Requests for intent (e.g. purchase, questions, near me)
Intent 1 dropped sharply, but so did unclassified intent or keywords without a known intent tag. So this lets us know that we needed to look into these uncategorized keywords further to identify the drop and also start excluding a lot of tagged keywords outside of this bucket.
Marche (eg. Nike, LG, etc.)
Again, we see that the uncategorized section is the hardest hit, while brand 1 was also heavily hit.
Categories (eg. Shoes, city)
For categories, we need to look at categories 1 and 2, as well as the unclassified part of the queries.
So far in our investigation, we have noticed that many uncategorized keywords have been most affected by our intentions Queries, brands and categories, so we need to dig into this information.

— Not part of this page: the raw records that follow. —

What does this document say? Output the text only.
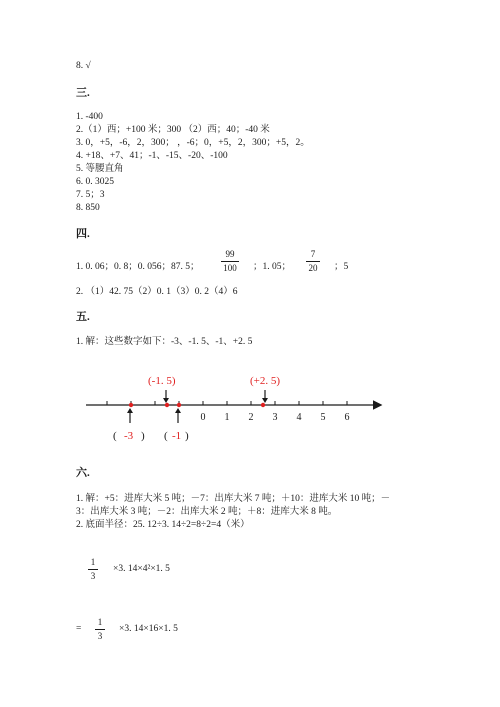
8. √
三.
1. -400
2.（1）西；+100 米；300 （2）西；40；-40 米
3. 0，+5，-6，2，300； ，-6；0，+5，2，300；+5，2。
4. +18、+7、41；-1、-15、-20、-100
5. 等腰直角
6. 0. 3025
7. 5；3
8. 850
四.
1. 0. 06；0. 8；0. 056；87. 5；
99
100 ；1. 05；
7
20 ；5
2. （1）42. 75（2）0. 1（3）0. 2（4）6
五.
1. 解：这些数字如下：-3、-1. 5、-1、+2. 5
0 1 2 3 4 5 6
(-1. 5)	(+2. 5)
( -3 ) ( -1 )
六.
1. 解：+5：进库大米 5 吨；－7：出库大米 7 吨；＋10：进库大米 10 吨；－
3：出库大米 3 吨；－2：出库大米 2 吨；＋8：进库大米 8 吨。
2. 底面半径：25. 12÷3. 14÷2=8÷2=4（米）
1
3
×3. 14×4²×1. 5
=
1
3
×3. 14×16×1. 5
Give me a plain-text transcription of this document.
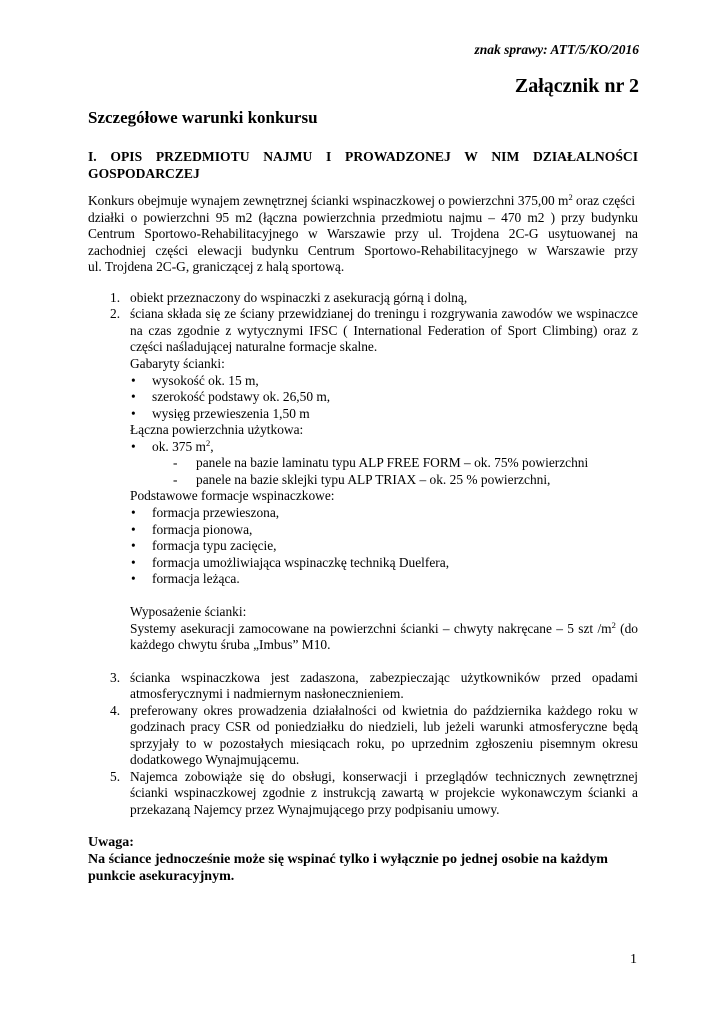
znak sprawy: ATT/5/KO/2016
Załącznik nr 2
Szczegółowe warunki konkursu
I. OPIS PRZEDMIOTU NAJMU I PROWADZONEJ W NIM DZIAŁALNOŚCI GOSPODARCZEJ
Konkurs obejmuje wynajem zewnętrznej ścianki wspinaczkowej o powierzchni 375,00 $m^2$ oraz części
działki o powierzchni 95 m2 (łączna powierzchnia przedmiotu najmu – 470 m2 ) przy budynku
Centrum Sportowo-Rehabilitacyjnego w Warszawie przy ul. Trojdena 2C-G usytuowanej na
zachodniej części elewacji budynku Centrum Sportowo-Rehabilitacyjnego w Warszawie przy
ul. Trojdena 2C-G, graniczącej z halą sportową.
1. obiekt przeznaczony do wspinaczki z asekuracją górną i dolną,
2. ściana składa się ze ściany przewidzianej do treningu i rozgrywania zawodów we wspinaczce
na czas zgodnie z wytycznymi IFSC ( International Federation of Sport Climbing) oraz z
części naśladującej naturalne formacje skalne.
Gabaryty ścianki:
• wysokość ok. 15 m,
• szerokość podstawy ok. 26,50 m,
• wysięg przewieszenia 1,50 m
Łączna powierzchnia użytkowa:
• ok. 375 $m^2$,
- panele na bazie laminatu typu ALP FREE FORM – ok. 75% powierzchni
- panele na bazie sklejki typu ALP TRIAX – ok. 25 % powierzchni,
Podstawowe formacje wspinaczkowe:
• formacja przewieszona,
• formacja pionowa,
• formacja typu zacięcie,
• formacja umożliwiająca wspinaczkę techniką Duelfera,
• formacja leżąca.
Wyposażenie ścianki:
Systemy asekuracji zamocowane na powierzchni ścianki – chwyty nakręcane – 5 szt $/m^2$ (do
każdego chwytu śruba „Imbus” M10.
3. ścianka wspinaczkowa jest zadaszona, zabezpieczając użytkowników przed opadami
atmosferycznymi i nadmiernym nasłonecznieniem.
4. preferowany okres prowadzenia działalności od kwietnia do października każdego roku w
godzinach pracy CSR od poniedziałku do niedzieli, lub jeżeli warunki atmosferyczne będą
sprzyjały to w pozostałych miesiącach roku, po uprzednim zgłoszeniu pisemnym okresu
dodatkowego Wynajmującemu.
5. Najemca zobowiąże się do obsługi, konserwacji i przeglądów technicznych zewnętrznej
ścianki wspinaczkowej zgodnie z instrukcją zawartą w projekcie wykonawczym ścianki a
przekazaną Najemcy przez Wynajmującego przy podpisaniu umowy.
Uwaga:
Na ściance jednocześnie może się wspinać tylko i wyłącznie po jednej osobie na każdym
punkcie asekuracyjnym.
1
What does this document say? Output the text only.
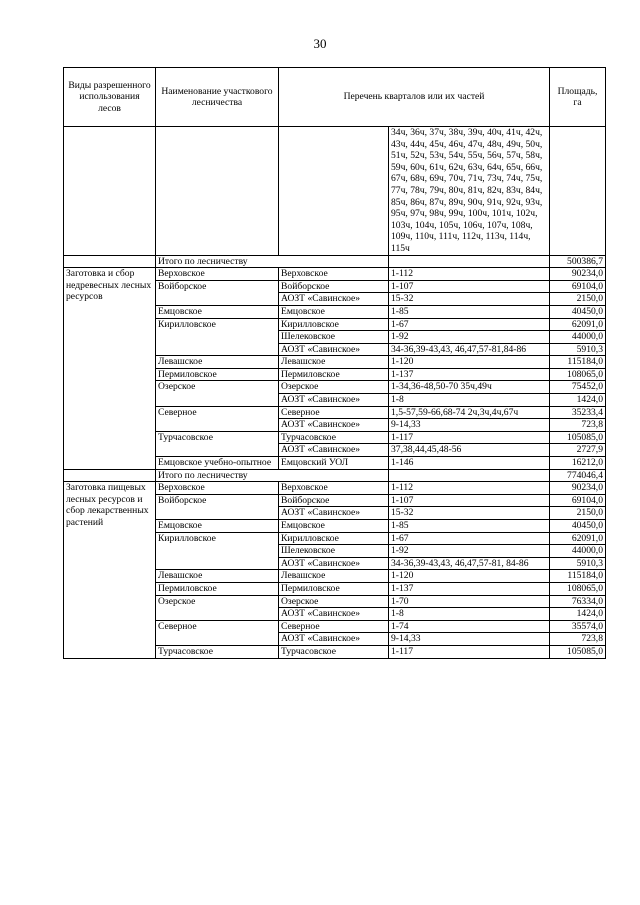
30
Виды разрешенного использования лесов	Наименование участкового лесничества	Перечень кварталов или их частей		Площадь, га
			34ч, 36ч, 37ч, 38ч, 39ч, 40ч, 41ч, 42ч, 43ч, 44ч, 45ч, 46ч, 47ч, 48ч, 49ч, 50ч, 51ч, 52ч, 53ч, 54ч, 55ч, 56ч, 57ч, 58ч, 59ч, 60ч, 61ч, 62ч, 63ч, 64ч, 65ч, 66ч, 67ч, 68ч, 69ч, 70ч, 71ч, 73ч, 74ч, 75ч, 77ч, 78ч, 79ч, 80ч, 81ч, 82ч, 83ч, 84ч, 85ч, 86ч, 87ч, 89ч, 90ч, 91ч, 92ч, 93ч, 95ч, 97ч, 98ч, 99ч, 100ч, 101ч, 102ч, 103ч, 104ч, 105ч, 106ч, 107ч, 108ч, 109ч, 110ч, 111ч, 112ч, 113ч, 114ч, 115ч	
	Итого по лесничеству			500386,7
Заготовка и сбор недревесных лесных ресурсов	Верховское	Верховское	1-112	90234,0
	Войборское	Войборское	1-107	69104,0
		АОЗТ «Савинское»	15-32	2150,0
	Емцовское	Емцовское	1-85	40450,0
	Кирилловское	Кирилловское	1-67	62091,0
		Шелековское	1-92	44000,0
		АОЗТ «Савинское»	34-36,39-43,43, 46,47,57-81,84-86	5910,3
	Левашское	Левашское	1-120	115184,0
	Пермиловское	Пермиловское	1-137	108065,0
	Озерское	Озерское	1-34,36-48,50-70 35ч,49ч	75452,0
		АОЗТ «Савинское»	1-8	1424,0
	Северное	Северное	1,5-57,59-66,68-74 2ч,3ч,4ч,67ч	35233,4
		АОЗТ «Савинское»	9-14,33	723,8
	Турчасовское	Турчасовское	1-117	105085,0
		АОЗТ «Савинское»	37,38,44,45,48-56	2727,9
	Емцовское учебно-опытное	Емцовский УОЛ	1-146	16212,0
	Итого по лесничеству			774046,4
Заготовка пищевых лесных ресурсов и сбор лекарственных растений	Верховское	Верховское	1-112	90234,0
	Войборское	Войборское	1-107	69104,0
		АОЗТ «Савинское»	15-32	2150,0
	Емцовское	Емцовское	1-85	40450,0
	Кирилловское	Кирилловское	1-67	62091,0
		Шелековское	1-92	44000,0
		АОЗТ «Савинское»	34-36,39-43,43, 46,47,57-81, 84-86	5910,3
	Левашское	Левашское	1-120	115184,0
	Пермиловское	Пермиловское	1-137	108065,0
	Озерское	Озерское	1-70	76334,0
		АОЗТ «Савинское»	1-8	1424,0
	Северное	Северное	1-74	35574,0
		АОЗТ «Савинское»	9-14,33	723,8
	Турчасовское	Турчасовское	1-117	105085,0
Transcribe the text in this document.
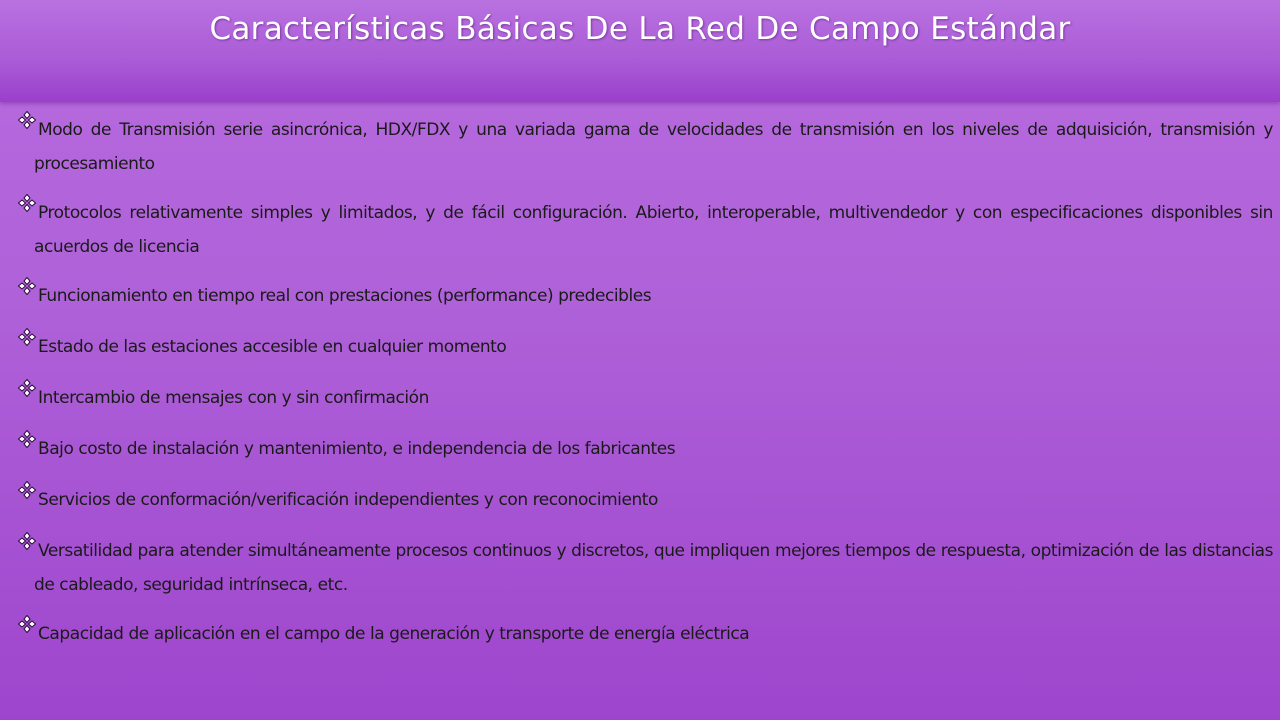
Características Básicas De La Red De Campo Estándar

Modo de Transmisión serie asincrónica, HDX/FDX y una variada gama de velocidades de transmisión en los niveles de adquisición, transmisión y procesamiento

Protocolos relativamente simples y limitados, y de fácil configuración. Abierto, interoperable, multivendedor y con especificaciones disponibles sin acuerdos de licencia

Funcionamiento en tiempo real con prestaciones (performance) predecibles

Estado de las estaciones accesible en cualquier momento

Intercambio de mensajes con y sin confirmación

Bajo costo de instalación y mantenimiento, e independencia de los fabricantes

Servicios de conformación/verificación independientes y con reconocimiento

Versatilidad para atender simultáneamente procesos continuos y discretos, que impliquen mejores tiempos de respuesta, optimización de las distancias de cableado, seguridad intrínseca, etc.

Capacidad de aplicación en el campo de la generación y transporte de energía eléctrica
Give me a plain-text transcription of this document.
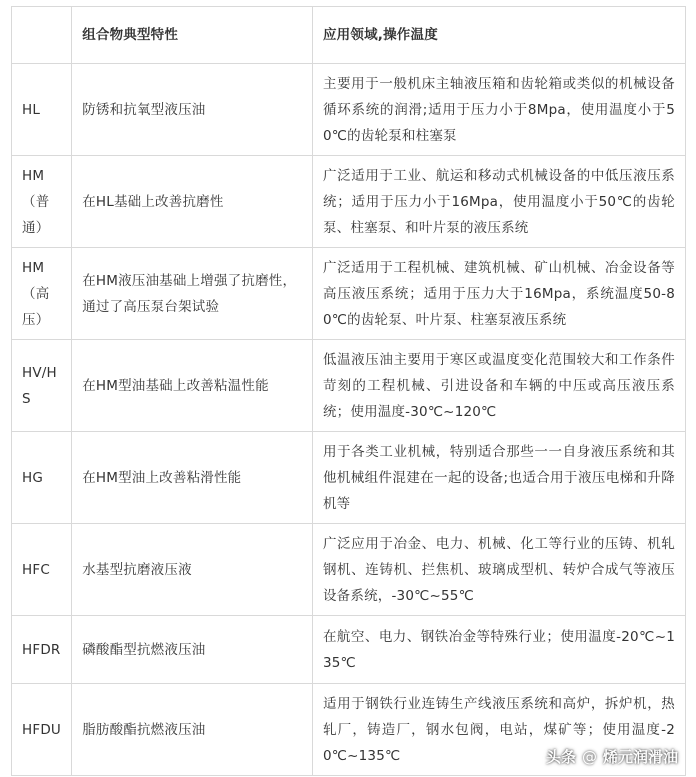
	组合物典型特性	应用领域,操作温度
HL	防锈和抗氧型液压油	主要用于一般机床主轴液压箱和齿轮箱或类似的机械设备循环系统的润滑;适用于压力小于8Mpa，使用温度小于50℃的齿轮泵和柱塞泵
HM（普通）	在HL基础上改善抗磨性	广泛适用于工业、航运和移动式机械设备的中低压液压系统；适用于压力小于16Mpa，使用温度小于50℃的齿轮泵、柱塞泵、和叶片泵的液压系统
HM（高压）	在HM液压油基础上增强了抗磨性，通过了高压泵台架试验	广泛适用于工程机械、建筑机械、矿山机械、冶金设备等高压液压系统；适用于压力大于16Mpa，系统温度50-80℃的齿轮泵、叶片泵、柱塞泵液压系统
HV/HS	在HM型油基础上改善粘温性能	低温液压油主要用于寒区或温度变化范围较大和工作条件苛刻的工程机械、引进设备和车辆的中压或高压液压系统；使用温度-30℃~120℃
HG	在HM型油上改善粘滑性能	用于各类工业机械，特别适合那些一一自身液压系统和其他机械组件混建在一起的设备;也适合用于液压电梯和升降机等
HFC	水基型抗磨液压液	广泛应用于冶金、电力、机械、化工等行业的压铸、机轧钢机、连铸机、拦焦机、玻璃成型机、转炉合成气等液压设备系统，-30℃~55℃
HFDR	磷酸酯型抗燃液压油	在航空、电力、钢铁冶金等特殊行业；使用温度-20℃~135℃
HFDU	脂肪酸酯抗燃液压油	适用于钢铁行业连铸生产线液压系统和高炉，拆炉机，热轧厂，铸造厂，钢水包阀，电站，煤矿等；使用温度-20℃~135℃	头条 @ 烯元润滑油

Keywords with unknown category
Here, we’ve applied our page types to our unknown categories with a custom regex statement specific to this client.
For keywords with unknown categories that fell in rank, pages 1, 4, and 5 account for most of the decline.
Keywords with unknown brands
We have done the same thing here for unknown brands.
We used a regex statement to find where it was true and false when we overlaid our page types.
As you can see, it’s true for page types 1, 4 and 5 while it’s false for page type 2. So, for page type 2, we know we need to find keywords that contain that page type but where the regex statement is false.
This reduces the list of all keywords (in this case 1000) to a few dozen that we have to do manually.
Keyword with unknown intent
Again, looking at the query intent, we can see problems with page types 1,4,5 but the regex statement is false on page type 2. We can take this information and narrow the keyword list to the type of page 2 as we did for unknown Marche.
We now have a priority list of keyword patterns in ranking drops and a list of action items:
- Investigate the page type 1,3,4,5 where the Regex statement is true
- Look at page type 2 where the Regex statement is not true
- Investigate intent 1
- Investigate the trademark 1
- Investigate categories 1 and 2
Since we know how much traffic they have lost, this gives us a chance to know what to send to the developers first as you investigate further smaller models.